In his role at R&Q, Foster will manage designated resources to guarantee the highest quality consulting and complete customer satisfaction. He will also contribute to R&Q’s Center of Excellence as a subject matter expert, providing industry education on the most critical and timely regulatory and quality challenges facing the market.
R&Q President Maria Fagan added, “It is an honor to have someone of Jacob’s leadership caliber, proven consulting expertise, and cultural fit join R&Q. Jacob will be a wonderful addition to the existing R&Q team and his joining is particularly timely given the needs of medical device and combination product companies as they address the many changes in the regulatory and quality requirements regarding the EU Medical Device Regulation (EU MDR), the 2016 update to ISO 13485, new requirements for Clinical Evaluation Reports (CERs), and others. Jacob’s industry experience includes handling previous significant changes in medical device regulation, interpreting effectively, and providing effective business solutions. This experience and customer focus will greatly assist R&Q clients with ensuring a business balanced approach to these changing regulations, consequently ensuring patient’s live are improved.”
Foster's addition to the R&Q team reinforces that the and means more. Feel free to congratulate Jacob on LinkedIn and contact R&Q for assistance carving an efficient path to compliance.
Prior to joining R&Q, Foster served as Director, Solutions Delivery at Maetrics, where he directed the consulting activities for strategic accounts, including a staff of 50+ across the US managing service budgets of $8+ million dollars annually.
Based in the Southeast US, Foster previously served as Associate Director, RA/QA at OPKO Instrumentation and Compliance Manager at Perrigo Florida (formerly Unico Holdings), where he and his teams managed systems and staff focused on quality systems, process validations, documentation controls, field actions, and internal audits.
He has also held previous positions at Eli Lilly and FujiFilm, as both a Quality representative and Chemical Analyst, respectively.
R&Q exists to improve people’s lives; the patients, our clients, and our team members.
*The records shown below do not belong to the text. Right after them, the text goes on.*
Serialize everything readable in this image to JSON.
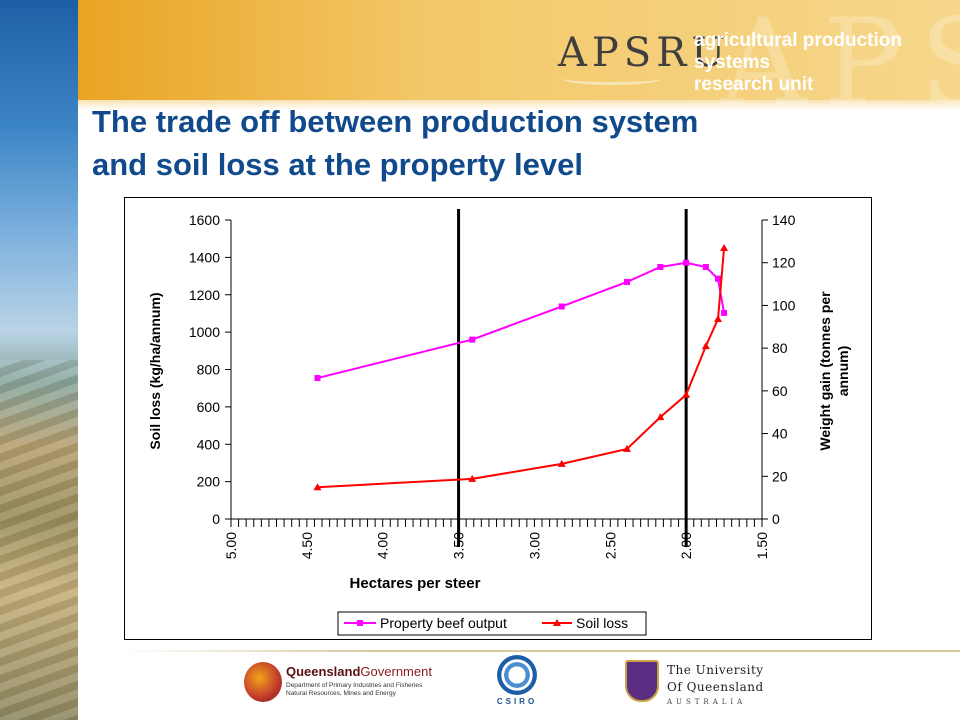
{
  "header": {
    "logo_text": "APSRU",
    "tagline_line1": "agricultural production systems",
    "tagline_line2": "research unit",
    "brand_color": "#e9a423"
  },
  "title": {
    "line1": "The trade off between production system",
    "line2": "and soil loss at the property level",
    "color": "#114a8c"
  },
  "chart_data": {
    "type": "line",
    "xlabel": "Hectares per steer",
    "ylabel_left": "Soil loss (kg/ha/annum)",
    "ylabel_right_line1": "Weight gain (tonnes per",
    "ylabel_right_line2": "annum)",
    "x_reversed": true,
    "xlim": [
      5.0,
      1.5
    ],
    "x_ticks": [
      "5.00",
      "4.50",
      "4.00",
      "3.50",
      "3.00",
      "2.50",
      "2.00",
      "1.50"
    ],
    "ylim_left": [
      0,
      1600
    ],
    "y_ticks_left": [
      "0",
      "200",
      "400",
      "600",
      "800",
      "1000",
      "1200",
      "1400",
      "1600"
    ],
    "ylim_right": [
      0,
      140
    ],
    "y_ticks_right": [
      "0",
      "20",
      "40",
      "60",
      "80",
      "100",
      "120",
      "140"
    ],
    "vertical_lines_x": [
      3.5,
      2.0
    ],
    "legend_position": "bottom",
    "series": [
      {
        "name": "Property beef output",
        "axis": "right",
        "color": "#ff00ff",
        "marker": "square",
        "x": [
          4.43,
          3.41,
          2.82,
          2.39,
          2.17,
          2.0,
          1.87,
          1.79,
          1.75
        ],
        "y": [
          66,
          84,
          99.5,
          111,
          118,
          120,
          118,
          112.5,
          96.5
        ]
      },
      {
        "name": "Soil loss",
        "axis": "left",
        "color": "#ff0000",
        "marker": "triangle",
        "x": [
          4.43,
          3.41,
          2.82,
          2.39,
          2.17,
          2.0,
          1.87,
          1.79,
          1.75
        ],
        "y": [
          170,
          215,
          295,
          375,
          545,
          665,
          925,
          1070,
          1450
        ]
      }
    ]
  },
  "footer": {
    "qld_name_regular": "Queensland",
    "qld_name_bold": "Government",
    "qld_dept_line1": "Department of Primary Industries and Fisheries",
    "qld_dept_line2": "Natural Resources, Mines and Energy",
    "csiro": "CSIRO",
    "uq_line1": "The University",
    "uq_line2": "Of Queensland",
    "uq_country": "AUSTRALIA"
  }
}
R&Q helps bring more safe and effective medical devices to market for medical device and combination product companies. Our company provides solutions that help improve the world by leveraging our deep industry experience. Drawing on expertise across the entire medical device product lifecycle, R&Q is uniquely positioned to present a range of strategic and tactical options and execute on the solution that best suits our clients’ individual regulatory and quality needs. R&Q’s headquarters are in Pittsburgh, PA, with additional offices in Cleveland, OH, Boston, MA, Minneapolis, MN and Philadelphia, PA. From these offices, we serve clients nationally and internationally. R&Q is 100% women owned and is certified as a Women’s Business Enterprise by the WBENC.